“Quando o Fernando Gomes era presidente da Câmara do Porto mandei uma carta para que fizessem aqui uma “casota”, um quiosque. Era melhor para nós e para os clientes,” mas a resposta ao pedido de José Oliveira foi negativa. E os engraxadores continuam figuras de rua, debaixo de sol ou de chuva, sem um sindicato, sem reivindicar direitos e condições de trabalho.

Em 2007, avançou-se com um projecto de revitalização da profissão. Lançada durante o I Encontro Nacional de Engraxadores, a iniciativa propunha-se a criar um quiosque interactivo de engraxadores do século XXI. Aí, o cliente poderia obter informações turísticas, ler a imprensa ou consultar a internet enquanto engraxava os sapatos.

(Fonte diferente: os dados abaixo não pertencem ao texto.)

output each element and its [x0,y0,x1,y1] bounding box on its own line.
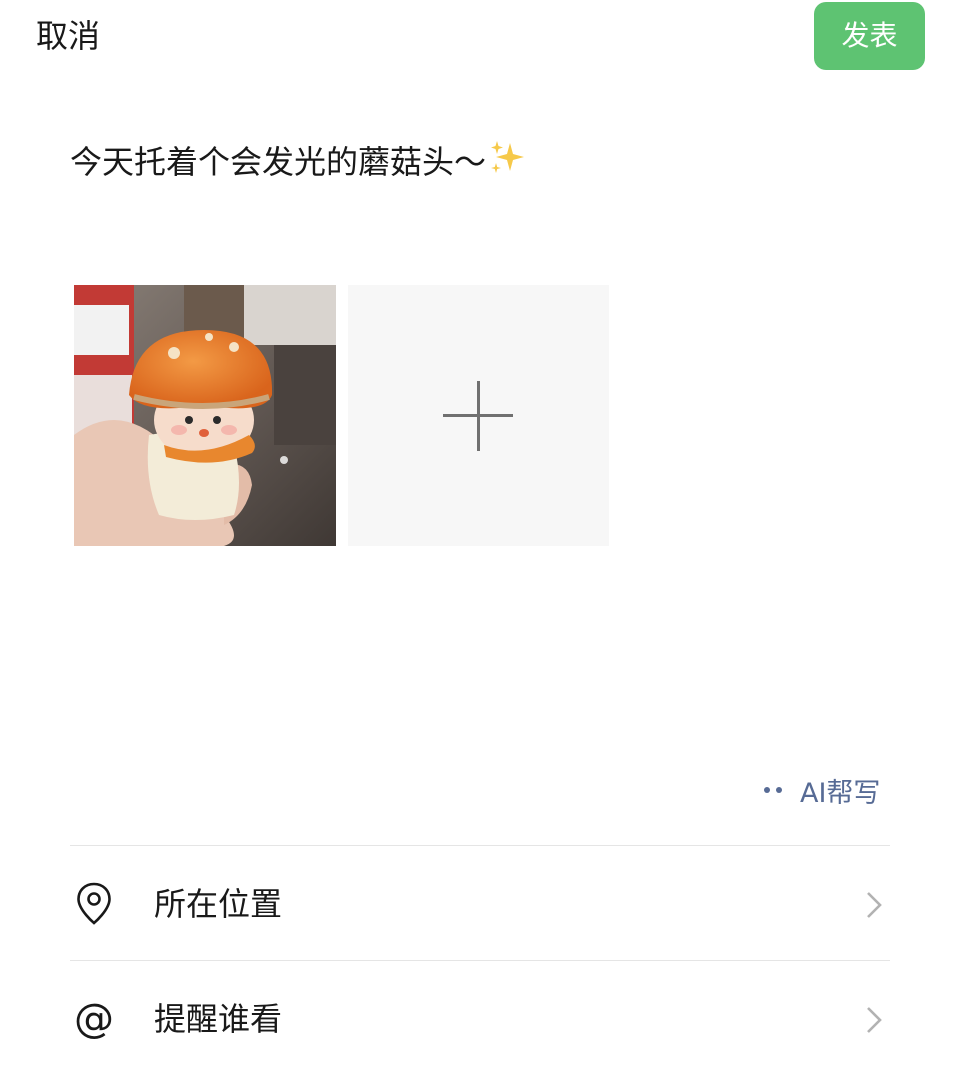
ai-help-label: AI帮写 [800,777,881,809]
divider [70,845,890,846]
mention-row[interactable]: @ 提醒谁看 [70,963,890,1075]
ai-help-button[interactable]: AI帮写 [764,770,880,810]
dots-icon [764,787,782,793]
photo-thumbnail[interactable] [74,285,336,546]
sparkles-icon [488,139,526,190]
cancel-button[interactable]: 取消 [36,14,100,58]
location-label: 所在位置 [154,885,283,923]
divider [70,960,890,961]
location-pin-icon [72,880,116,928]
chevron-right-icon [862,890,886,920]
add-photo-button[interactable] [348,285,609,546]
post-text: 今天托着个会发光的蘑菇头～ [70,143,487,181]
at-icon: @ [74,996,114,1042]
chevron-right-icon [862,1005,886,1035]
mention-label: 提醒谁看 [154,1000,283,1038]
post-text-input[interactable]: 今天托着个会发光的蘑菇头～ [70,138,526,190]
publish-button[interactable]: 发表 [814,2,925,70]
location-row[interactable]: 所在位置 [70,848,890,960]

António Silva e José Oliveira gostavam de um quiosque assim e gostavam que a “rapaziada nova” não teimasse em usar sapatilhas. Mas a extinção do ofício parece eminente, e José Oliveira relembra os muitos ardinas que desapareceram. “Até lhes fizeram uma estátua, qualquer dia o que vai restar de nós também é uma estátua”, suspira.

A voz fraqueja-lhes e perguntam-se: “quem precisa de um engraxador?” Já se anunciam aparelhos automáticos, que engraxam rápida e eficazmente. Antes, os grandes senhores gostavam de andar polidos e precisavam de alguém que não se importasse de sujar as mãos para lhes dar brilho e alento na caminhada. Antes, estes quatro engraxadores tinham uma pequena fila de sapatos para engraxar. Agora, “alguns têm vergonha de vir aqui, ao velho António.”

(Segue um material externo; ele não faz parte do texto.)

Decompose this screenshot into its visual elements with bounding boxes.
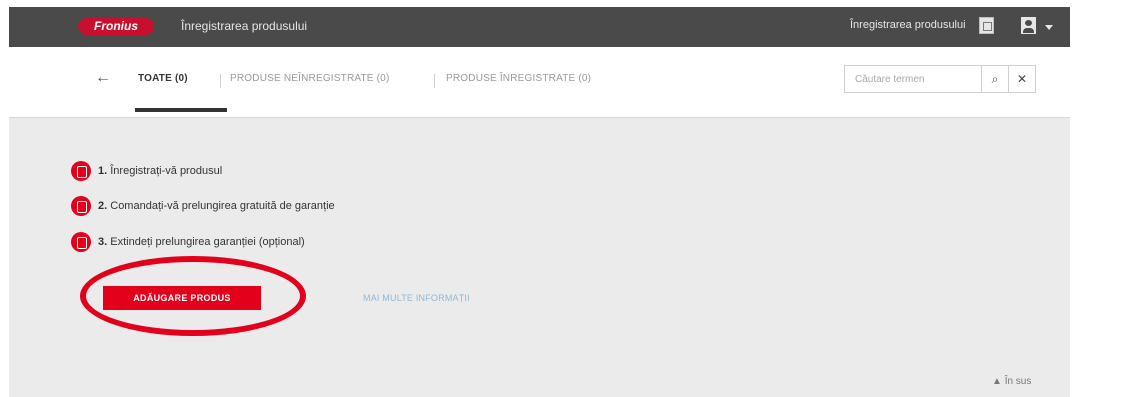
document-icon xyxy=(71,196,91,216)
content-area: 1. Înregistrați-vă produsul 2. Comandați… xyxy=(9,118,1070,397)
tab-divider xyxy=(434,74,435,88)
arrow-up-icon: ▲ xyxy=(992,376,1002,387)
clock-icon xyxy=(71,232,91,252)
close-icon[interactable]: ✕ xyxy=(1008,65,1036,93)
app-title: Înregistrarea produsului xyxy=(181,19,308,33)
fronius-logo[interactable]: Fronius xyxy=(78,18,154,35)
more-info-link[interactable]: MAI MULTE INFORMAȚII xyxy=(363,293,470,303)
registration-icon[interactable] xyxy=(979,17,994,34)
step-text: Extindeți prelungirea garanției (opționa… xyxy=(110,236,305,248)
back-arrow-icon[interactable]: ← xyxy=(95,69,111,87)
active-tab-indicator xyxy=(135,108,227,112)
tab-bar: ← TOATE (0) PRODUSE NEÎNREGISTRATE (0) P… xyxy=(9,47,1070,118)
step-number: 2. xyxy=(98,200,108,212)
search-icon[interactable]: ⌕ xyxy=(981,65,1009,93)
step-text: Înregistrați-vă produsul xyxy=(110,165,223,177)
highlight-ellipse xyxy=(80,256,306,336)
step-number: 1. xyxy=(98,165,108,177)
tab-registered[interactable]: PRODUSE ÎNREGISTRATE (0) xyxy=(446,73,591,84)
edit-icon xyxy=(71,161,91,181)
back-to-top-label: În sus xyxy=(1004,376,1032,387)
back-to-top-link[interactable]: ▲ În sus xyxy=(992,376,1031,387)
top-bar: Fronius Înregistrarea produsului Înregis… xyxy=(9,7,1070,47)
tab-all[interactable]: TOATE (0) xyxy=(138,73,188,84)
search-input[interactable] xyxy=(844,65,982,93)
tab-divider xyxy=(220,74,221,88)
tab-unregistered[interactable]: PRODUSE NEÎNREGISTRATE (0) xyxy=(230,73,389,84)
header-registration-link[interactable]: Înregistrarea produsului xyxy=(850,19,966,31)
caret-down-icon[interactable] xyxy=(1045,25,1053,30)
user-icon[interactable] xyxy=(1021,17,1036,34)
step-number: 3. xyxy=(98,236,108,248)
step-text: Comandați-vă prelungirea gratuită de gar… xyxy=(110,200,335,212)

Já engraxaram os sapatos do Luís Filipe Menezes ou de Manuel Monteiro, e também já engraxaram a “caloteiros”: “Engraxava a qualquer um, alguns nem pagavam. Apanhavam os sapatos engraxados e dinheiro? Punham-se a andar. E eu não ia correr atrás deles, para quê? Não tinham dinheiro, como é que iam pagar? Iam presos? Oh! Lá os deixava ir…” Sorriu António Silva, ao mesmo tempo que pega num saco de plástico e guardou um dos pares de sapatos secos na sebe.

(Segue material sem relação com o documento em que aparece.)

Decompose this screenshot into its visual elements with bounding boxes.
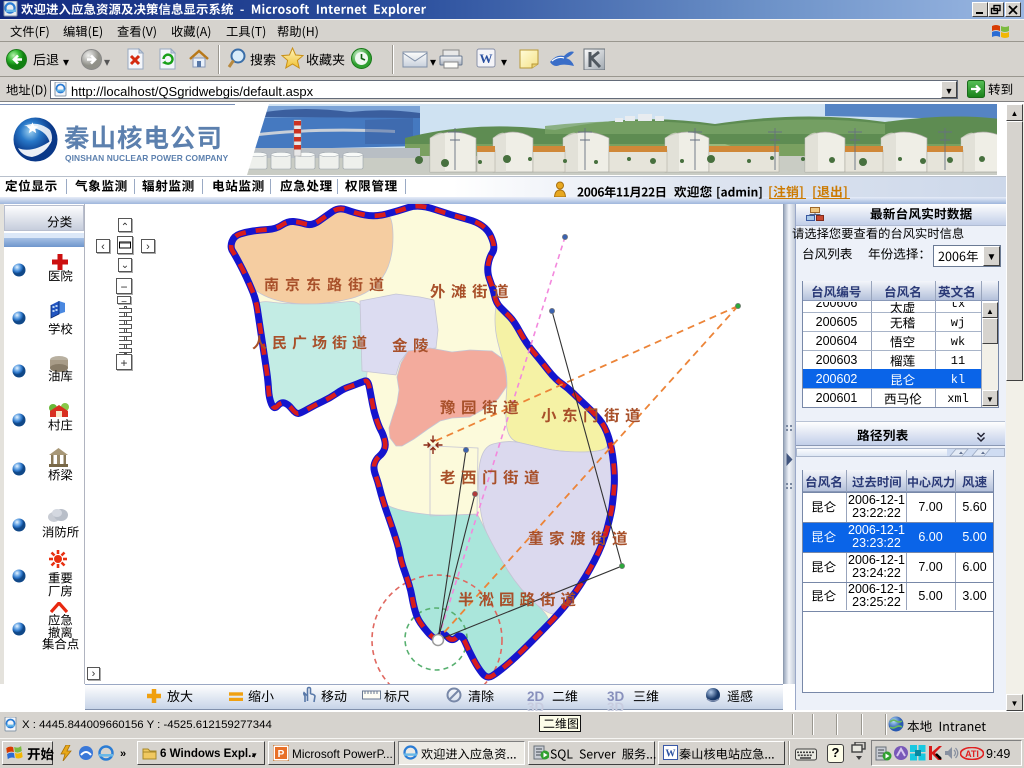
svg-text:W: W: [480, 51, 493, 66]
svg-text:W: W: [666, 749, 676, 760]
svg-text:P: P: [278, 749, 285, 760]
svg-text:ATI: ATI: [965, 749, 979, 759]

Por agora, os engraxadores resistem, são postais para os turistas que lhes pedem fotografias, guardam histórias, olham as pessoas e adivinham-lhes o que lhes vai na alma. Por gosto ou necessidade trabalharam “sempre aqui na cidade do Porto”, e dizem conhecer o suficiente do mundo. E conhecem. Escurece, a rua à noite não lhes pertence. Acomodam com vagar as ferramentas na caixa, enquanto se despedem com o olhar. Fitam os próprios pés, e os sapatos mal engraxados. Resistem e dizem-se, orgulhosos, os últimos engraxadores de sapatos.